В мире отверженных. Записки бывшего каторжника. Том 1 - страница 5
Перед читателем постепенно развертывается панорама «русского ада», как называл Чехов сибирскую каторгу и ссылку. Мы видим, как перед отправкой в Сибирь «шельмуются» люди — им бреют головы, заковывают в кандалы, потом их гонят по бесчисленным этапам. Подробно описываются дорожные тюрьмы, дикие нравы «кобылки», прибытие в рудник, первые впечатления и, наконец, тюремные будни с пожирающей скукой и годы изнуряющей работы с истязаниями, карцерами, столкновениями, побегами, трагедиями, смертями — и так до выхода на поселение тех, кто выжил.
Для композиции книги характерна хронологическая последовательность изложения событий, обилие массовых сцен, отсутствие центрального «героя», введение новелл-эпизодов (роман Штейнгарта, «Ферганский орленок», «Кобылка в пути» и др.). Так складывается обобщенный образ каторжного Шелая, в котором томятся представители почти всех национальностей царской России. Мы встречаем в каторжном Шелае, кроме русских, украинцев (Годунов, Залата, Егоза), поляков (Нияниясс, Пендраль), евреев (Шустер, Борухович), лезгин (Шах-Ламас), узбеков (Маразгали), татар (Зулькарнаев), киргизов (братья Стамбеки, Салманов), молдаван (Абабий, Стрижевский), мордвинов (Буланов), азербайджанцев (Айдар Якубайка), цыган. По широте изображения картины каторги конца XIX века «В мире отверженных» были бесспорно второй книгой после «Записок из мертвого дома» Достоевского, осудившей убедительно и страстно царскую каторгу в целом.

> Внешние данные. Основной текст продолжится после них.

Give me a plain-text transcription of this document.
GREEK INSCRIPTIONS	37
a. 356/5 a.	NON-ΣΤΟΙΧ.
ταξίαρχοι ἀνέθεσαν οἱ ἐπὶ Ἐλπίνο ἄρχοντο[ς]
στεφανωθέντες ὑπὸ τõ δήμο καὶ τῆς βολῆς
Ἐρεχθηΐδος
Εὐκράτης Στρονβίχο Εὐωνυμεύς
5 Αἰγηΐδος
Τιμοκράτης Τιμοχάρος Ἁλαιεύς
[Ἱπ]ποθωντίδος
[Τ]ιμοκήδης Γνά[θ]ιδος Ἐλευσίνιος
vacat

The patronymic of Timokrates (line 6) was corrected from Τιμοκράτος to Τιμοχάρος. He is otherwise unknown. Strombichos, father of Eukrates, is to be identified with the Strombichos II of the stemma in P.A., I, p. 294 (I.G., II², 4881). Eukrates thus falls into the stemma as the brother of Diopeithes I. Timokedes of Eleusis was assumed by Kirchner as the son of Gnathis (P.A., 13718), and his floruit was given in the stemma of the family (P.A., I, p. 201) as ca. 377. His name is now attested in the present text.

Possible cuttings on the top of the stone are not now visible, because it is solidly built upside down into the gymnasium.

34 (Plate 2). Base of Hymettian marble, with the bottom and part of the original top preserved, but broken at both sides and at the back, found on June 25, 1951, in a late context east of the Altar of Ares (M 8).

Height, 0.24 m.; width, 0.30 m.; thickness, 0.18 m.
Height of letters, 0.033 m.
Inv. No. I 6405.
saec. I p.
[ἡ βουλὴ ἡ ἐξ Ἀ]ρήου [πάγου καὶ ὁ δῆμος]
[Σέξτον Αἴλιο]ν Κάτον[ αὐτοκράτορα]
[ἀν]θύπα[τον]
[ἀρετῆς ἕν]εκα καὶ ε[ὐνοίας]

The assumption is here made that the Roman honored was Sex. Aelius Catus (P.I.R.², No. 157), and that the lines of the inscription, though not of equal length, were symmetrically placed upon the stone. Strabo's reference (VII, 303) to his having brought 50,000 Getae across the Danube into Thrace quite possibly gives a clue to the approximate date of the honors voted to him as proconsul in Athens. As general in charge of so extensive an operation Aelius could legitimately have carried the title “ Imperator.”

Глубокая гуманистическая мысль о человеке, изуродованном каторгой, роднит «Мир отверженных» не только с «Мертвым домом», но и с «Воскресением» Л. Толстого и «Островом Сахалином» Чехова. Характерно, что, работая над каторжными сценами «Воскресения», Л. Толстой проявил особый интерес к книге Якубовича. Как и в «Воскресении» Л. Толстого, большую роль в книге Якубовича играет прием социальных контрастов, а также отступления, как прямое выражение морально-этических и политических позиций автора. Лирические тревожные раздумья чередуются в книге с философскими рассуждениями о судьбах народа, интеллигенции, родины. Именно в отступлениях вырисовывается образ автора как активно действующего лица, истинного друга и защитника «несчастных». Якубович, как и Чехов, полностью отказался от зарисовки сенсационных уголовных случаев, таинственных «героев» нашумевших процессов, авантюрных историй, характерных, например, для книги В. Дорошевича о Сахалине, и все внимание сосредоточил на анализе типических судеб «отверженных», попавших в тиски мучительной каторги. Для «авторской манеры характерно сочетание публицистической мысли с художественным обобщением.
В книге Якубовича, так же как и в «Острове Сахалине» Чехова, нередки экскурсы в прошлое. Так, в рассказах и легендах старика сторожа встает перед читателем страшный мир дореформенной каторги. Но рассказы о прошлом важны автору не сами по себе. В них Якубович подчеркивает зловещую, трагическую преемственность жестоких нравов каторжного ада, сохранившего почти в неприкосновенности отвратительные традиции времен крепостнического душегубства.
Мысль автора выходит за пределы каторжной тюрьмы. Он размышляет о богатых возможностях сибирского края, о замечательных чертах народа, сохранившего в суровых, неблагоприятных условиях лучшие свойства национального характера. У сибирского народа, который «не знал крепостного права», Якубович отмечает отсутствие раболепия перед властями, практичность и трезвость взгляда: «Ум его (сибиряка) менее засорен отжившими традициями и предрассудками, более способен к развитию новых идей и понятий, отличается большей независимостью и свободолюбием».
Вся система изобразительных средств книги раскрывает основной социальный конфликт: борьбу двух враждебных миров: мира «отверженных» с миром властей («духов») всех рангов, начиная от штабс-капитана Лучезарова до генерала из Петербурга.
Прием социальной типизации и антитезы является определяющим принципом построения и группировки образов, картин природы к описаний обстановки каторжной жизни. Ожиревший «господин начальник» Лучезаров; толстопузый, с красным опухшим лицом заведующий рудником Монахов — и оборванная голодная «шпанка»; губернатор «с ласковым взглядом и убивающей кроткостью в голосе» — к чахоточные каторжники (Богодаров и Звонаренко); барская обстановка в доме начальника — и зловонные параши в камерах, напоминающих свинарники; ликующая природа Забайкалья — и обледенелые норы рудников, и т. д.